Генерал помолчал, затем спросил:
— На каком основании вы действуете так категорически?
Столяров ответил:
— Я получил приказ моего высшего командования и выполняю его.
Генерал снова помолчал, потом ответил запутанной в галантных выражениях фразой, содержание которой надо было понимать так:
— О, мосье! Я солдат, вы солдат, и мы один другого прекрасно понимаем: каждый из нас должен выполнять приказ своего высшего командования. Неумолимое течение жизни покажет вам, насколько реальны приказы высшего командования, сидящего в тылу, когда эти приказы выполняют солдаты на линии огня…

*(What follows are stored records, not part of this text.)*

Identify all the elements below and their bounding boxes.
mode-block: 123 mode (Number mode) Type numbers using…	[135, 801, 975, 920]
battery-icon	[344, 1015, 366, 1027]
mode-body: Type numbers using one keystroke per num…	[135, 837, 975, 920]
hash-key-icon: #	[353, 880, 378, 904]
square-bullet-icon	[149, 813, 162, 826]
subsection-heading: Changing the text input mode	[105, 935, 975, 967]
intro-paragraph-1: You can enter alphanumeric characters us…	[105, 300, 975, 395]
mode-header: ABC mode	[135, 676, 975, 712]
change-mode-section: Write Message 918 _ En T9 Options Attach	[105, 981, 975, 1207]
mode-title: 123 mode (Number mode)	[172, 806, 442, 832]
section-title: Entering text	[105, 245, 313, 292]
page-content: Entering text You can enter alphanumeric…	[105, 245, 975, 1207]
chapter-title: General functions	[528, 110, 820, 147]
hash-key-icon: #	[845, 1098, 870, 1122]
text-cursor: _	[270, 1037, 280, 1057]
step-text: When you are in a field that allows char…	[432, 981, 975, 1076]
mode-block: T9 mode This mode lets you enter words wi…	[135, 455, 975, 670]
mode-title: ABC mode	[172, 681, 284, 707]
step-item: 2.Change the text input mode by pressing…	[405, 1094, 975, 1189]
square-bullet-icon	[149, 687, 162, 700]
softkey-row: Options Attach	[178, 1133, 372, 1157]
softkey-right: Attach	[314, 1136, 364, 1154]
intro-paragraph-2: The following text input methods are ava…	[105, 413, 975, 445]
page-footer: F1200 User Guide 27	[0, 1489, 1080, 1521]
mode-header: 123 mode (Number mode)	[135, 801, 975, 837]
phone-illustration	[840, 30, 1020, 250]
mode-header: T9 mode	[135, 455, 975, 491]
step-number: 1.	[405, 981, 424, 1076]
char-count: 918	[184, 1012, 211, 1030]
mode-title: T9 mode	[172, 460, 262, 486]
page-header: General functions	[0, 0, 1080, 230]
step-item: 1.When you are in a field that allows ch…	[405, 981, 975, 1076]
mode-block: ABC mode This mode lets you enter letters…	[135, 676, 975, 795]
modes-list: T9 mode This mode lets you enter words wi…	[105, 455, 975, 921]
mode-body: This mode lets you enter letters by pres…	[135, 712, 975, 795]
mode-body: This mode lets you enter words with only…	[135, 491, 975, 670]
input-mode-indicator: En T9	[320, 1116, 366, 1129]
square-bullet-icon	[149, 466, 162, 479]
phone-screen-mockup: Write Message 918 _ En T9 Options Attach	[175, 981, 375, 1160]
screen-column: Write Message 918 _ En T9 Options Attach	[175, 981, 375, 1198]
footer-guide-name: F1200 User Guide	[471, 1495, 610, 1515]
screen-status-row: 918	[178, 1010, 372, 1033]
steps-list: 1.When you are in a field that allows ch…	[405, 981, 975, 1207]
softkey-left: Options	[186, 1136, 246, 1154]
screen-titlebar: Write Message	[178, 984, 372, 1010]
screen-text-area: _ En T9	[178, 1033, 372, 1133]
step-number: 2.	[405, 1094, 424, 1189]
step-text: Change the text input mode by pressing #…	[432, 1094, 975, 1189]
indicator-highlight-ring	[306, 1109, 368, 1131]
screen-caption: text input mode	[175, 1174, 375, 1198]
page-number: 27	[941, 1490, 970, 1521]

— Что ж, — согласился Столяров, — пусть будет так: пусть жизнь нас с вами проверяет.
Однако он не дал после этого отбоя, а продолжал:
— Среди наших требований было еще одно: немедленно возвратить нам Николая Ласточкина.
На этот раз генерал молчал долго. Наконец, он ответил растерянно:
— Я не имею возможности выполнить вашу просьбу: Николай Ласточкин умер…
— Мерзавцы! — не выдержав, вскрикнула Галя. — Ах, какие вы мерзавцы!
Она заплакала.
Столяров понял и без перевода. Поняли и все другие товарищи. Телефон стоял на столе председателя Совета, и коллегия народных комиссаров вместе с президиумом заседала в полном составе. Все молча поднялись и склонили головы.
Генерал там, на другом конце провода, говорил:
— Я выражаю свое соболезнование. Я только солдат, а контрразведка в боевой обстановке действует иногда самостоятельно. Я выражаю свое сожаление, контрразведка поторопилась… Тело Ласточкина — в море, где-то вблизи тюремного транспорта номер четыре.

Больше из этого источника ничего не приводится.